夏が戻った暑苦しい日に、古い言葉で恐縮する。「累卵の危うき」とは、卵を積み重ねたように不安定で危うい状態にあることのたとえだ。
異常気象が常態となってきている地球環境は、まさに累卵の危うき状態であるといえる。
その地球に暮らす人間はといえば、争いをやめられず殺戮と破壊を繰り返すバカばかりで救いようがない。そして私たちを治める国もまた、きわめて危険な状態にあると率直に思う。
大本営発表を垂れ流す御用マスコミによって、国民は騙され意識操作されていることに早く気付くべきだ。何事によらず負の部分は覆い隠され、真実は伝えられていない。
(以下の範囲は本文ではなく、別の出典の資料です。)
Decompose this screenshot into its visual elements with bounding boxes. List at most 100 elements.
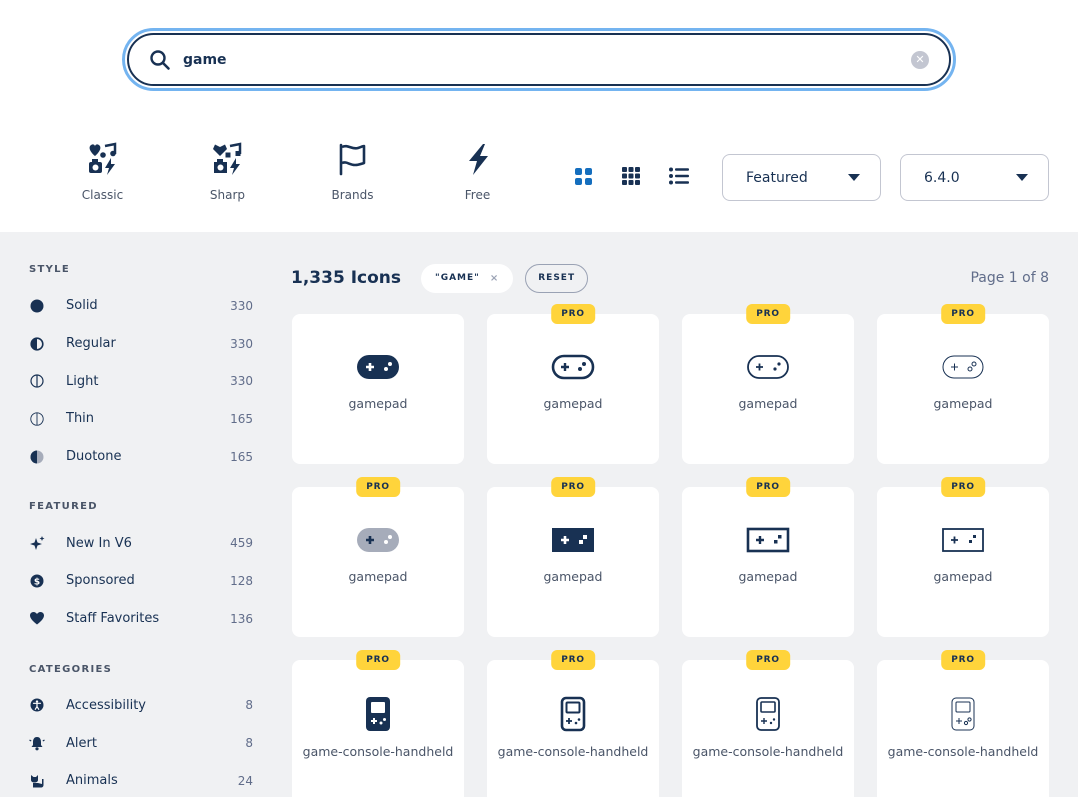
filter-duotone[interactable]: Duotone 165: [29, 438, 253, 476]
family-label: Sharp: [209, 188, 246, 202]
icon-name: game-console-handheld: [302, 744, 454, 759]
filter-count: 330: [230, 374, 253, 389]
filter-staff-favorites[interactable]: Staff Favorites 136: [29, 600, 253, 638]
filter-solid[interactable]: Solid 330: [29, 287, 253, 325]
sort-select-value: Featured: [746, 169, 808, 186]
family-sharp[interactable]: Sharp: [165, 142, 290, 202]
family-free[interactable]: Free: [415, 142, 540, 202]
family-classic[interactable]: Classic: [40, 142, 165, 202]
filter-accessibility[interactable]: Accessibility 8: [29, 687, 253, 725]
icon-card[interactable]: PRO gamepad: [487, 304, 659, 464]
version-select[interactable]: 6.4.0: [900, 154, 1049, 201]
pro-badge: PRO: [551, 477, 595, 497]
pro-badge: PRO: [941, 650, 985, 670]
icon-name: gamepad: [543, 396, 603, 411]
icon-card[interactable]: PRO gamepad: [487, 477, 659, 637]
filter-sponsored[interactable]: $ Sponsored 128: [29, 562, 253, 600]
filter-alert[interactable]: Alert 8: [29, 724, 253, 762]
icon-card[interactable]: PRO gamepad: [877, 477, 1049, 637]
caret-down-icon: [1016, 174, 1028, 181]
filter-label: Duotone: [66, 449, 122, 465]
version-select-value: 6.4.0: [924, 169, 960, 186]
large-grid-icon[interactable]: [573, 166, 593, 186]
filter-thin[interactable]: Thin 165: [29, 400, 253, 438]
circle-line-icon: [29, 373, 45, 389]
filter-count: 136: [230, 611, 253, 626]
icon-card[interactable]: PRO gamepad: [682, 477, 854, 637]
xmark-circle-icon[interactable]: ✕: [911, 50, 929, 69]
results-area: STYLE Solid 330 Regular 330 Light 330 Th…: [0, 232, 1078, 797]
icon-card[interactable]: gamepad: [292, 314, 464, 464]
reset-button[interactable]: RESET: [525, 263, 589, 293]
icon-card[interactable]: PRO game-console-handheld: [487, 650, 659, 797]
categories-filter-group: CATEGORIES Accessibility 8 Alert 8 Anima…: [29, 664, 253, 797]
gamepad-icon: [551, 350, 595, 384]
pro-badge: PRO: [941, 477, 985, 497]
family-filters: Classic Sharp Brands Free: [40, 142, 540, 202]
search-bar: ✕: [122, 28, 956, 91]
caret-down-icon: [848, 174, 860, 181]
icon-name: gamepad: [933, 396, 993, 411]
game-console-handheld-icon: [755, 696, 781, 732]
bell-icon: [29, 735, 45, 751]
pro-badge: PRO: [356, 650, 400, 670]
icon-grid: gamepad PRO gamepad PRO gamepad PRO game…: [292, 304, 1049, 797]
results-count: 1,335 Icons: [291, 268, 401, 288]
search-filter-chip[interactable]: "GAME" ×: [421, 263, 514, 293]
categories-heading: CATEGORIES: [29, 663, 113, 675]
search-icon: [149, 49, 171, 71]
icon-card[interactable]: PRO game-console-handheld: [292, 650, 464, 797]
list-icon[interactable]: [669, 166, 689, 186]
gamepad-icon: [746, 523, 790, 557]
icon-name: gamepad: [738, 396, 798, 411]
filter-count: 330: [230, 298, 253, 313]
gamepad-icon: [356, 523, 400, 557]
filter-label: New In V6: [66, 535, 132, 551]
filter-animals[interactable]: Animals 24: [29, 762, 253, 797]
icon-card[interactable]: PRO gamepad: [682, 304, 854, 464]
search-box[interactable]: ✕: [127, 33, 951, 86]
small-grid-icon[interactable]: [621, 166, 641, 186]
pro-badge: PRO: [746, 650, 790, 670]
icons-family-sharp-icon: [212, 142, 241, 175]
filter-count: 128: [230, 573, 253, 588]
filter-light[interactable]: Light 330: [29, 362, 253, 400]
filter-new-in-v6[interactable]: New In V6 459: [29, 524, 253, 562]
family-label: Brands: [331, 188, 374, 202]
filter-label: Thin: [66, 411, 95, 427]
icon-card[interactable]: PRO game-console-handheld: [877, 650, 1049, 797]
icon-name: gamepad: [933, 569, 993, 584]
icon-name: gamepad: [348, 569, 408, 584]
icon-name: gamepad: [348, 396, 408, 411]
filter-count: 330: [230, 336, 253, 351]
close-icon[interactable]: ×: [490, 273, 499, 284]
filter-label: Staff Favorites: [66, 611, 160, 627]
filter-regular[interactable]: Regular 330: [29, 325, 253, 363]
icons-family-icon: [88, 142, 116, 175]
svg-text:$: $: [34, 577, 40, 587]
search-input[interactable]: [183, 51, 911, 68]
pro-badge: PRO: [551, 650, 595, 670]
filter-count: 165: [230, 411, 253, 426]
icon-card[interactable]: PRO gamepad: [292, 477, 464, 637]
featured-heading: FEATURED: [29, 501, 98, 513]
circle-half-icon: [29, 336, 45, 352]
filter-count: 8: [245, 736, 253, 751]
featured-filter-group: FEATURED New In V6 459 $ Sponsored 128 S…: [29, 501, 253, 637]
family-brands[interactable]: Brands: [290, 142, 415, 202]
filter-label: Light: [66, 373, 99, 389]
circle-line-thin-icon: [29, 411, 45, 427]
icon-card[interactable]: PRO gamepad: [877, 304, 1049, 464]
sort-select[interactable]: Featured: [722, 154, 881, 201]
icon-name: gamepad: [543, 569, 603, 584]
gamepad-icon: [551, 523, 595, 557]
icon-name: gamepad: [738, 569, 798, 584]
filter-count: 8: [245, 698, 253, 713]
filter-label: Sponsored: [66, 573, 135, 589]
pro-badge: PRO: [746, 477, 790, 497]
icon-card[interactable]: PRO game-console-handheld: [682, 650, 854, 797]
dollar-circle-icon: $: [29, 573, 45, 589]
flag-icon: [339, 143, 365, 176]
sparkles-icon: [29, 535, 45, 551]
gamepad-icon: [941, 523, 985, 557]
不条理で無慈悲な社会と、それを構成するシステムにがんじがらめにされて、身動きが取れずなすすべもないありさまを想像してほしい。その姿はだれもが当事者として映るはずだ。
一昨日この町でも自主上映された、三上智恵監督の映画『標的の村』を見た。
新型輸送機「オスプレイ」のヘリパッド(着陸帯)建設に反対し、座り込みの抗議をした住民が「通行妨害」で国から訴えられた。沖縄北部にある東村高江は、村を囲む森が米軍の演習場となっており、武器を持った兵士が道をうろつき低空飛行のヘリが飛び回る光景は日常となっている。そこへオスプレイがやってくるという。これ以上生活が脅かされてはたまらんと立ち上がった住民の闘いを追った良質のドキュメンタリーだった。
2012年9月29日オスプレイ強行配備前夜、沖縄の人びとは米軍普天間基地ゲート前に車を並べ、座り込んで22時間にわたって完全封鎖した。台風17号の暴風が吹き荒れる最中の闘いであった。米兵が見ている前で、沖縄県警の警察官が沖縄県民を強制排除していく。地元の記者やカメラマンらさえも容赦ない。映像を見ながら怒りでからだがふるえて止まらなかった。
本土メディアはこうしたことを一切伝えない。沖縄の人びとはなぜそこまでするのか、考えない。「いつものように抗議行動がありました」の短いコメントが、そこで起きた出来事さえなかったことにしてしまう。どこかの国みたいに自由な表現と報道すらも封殺されてしまうこの国は、もはや危険域に入った。目出度く「普通の国」の仲間入りである。
世間では「同調圧力」という魔物がはびこっている。累卵が崩れる日はいつになるのか。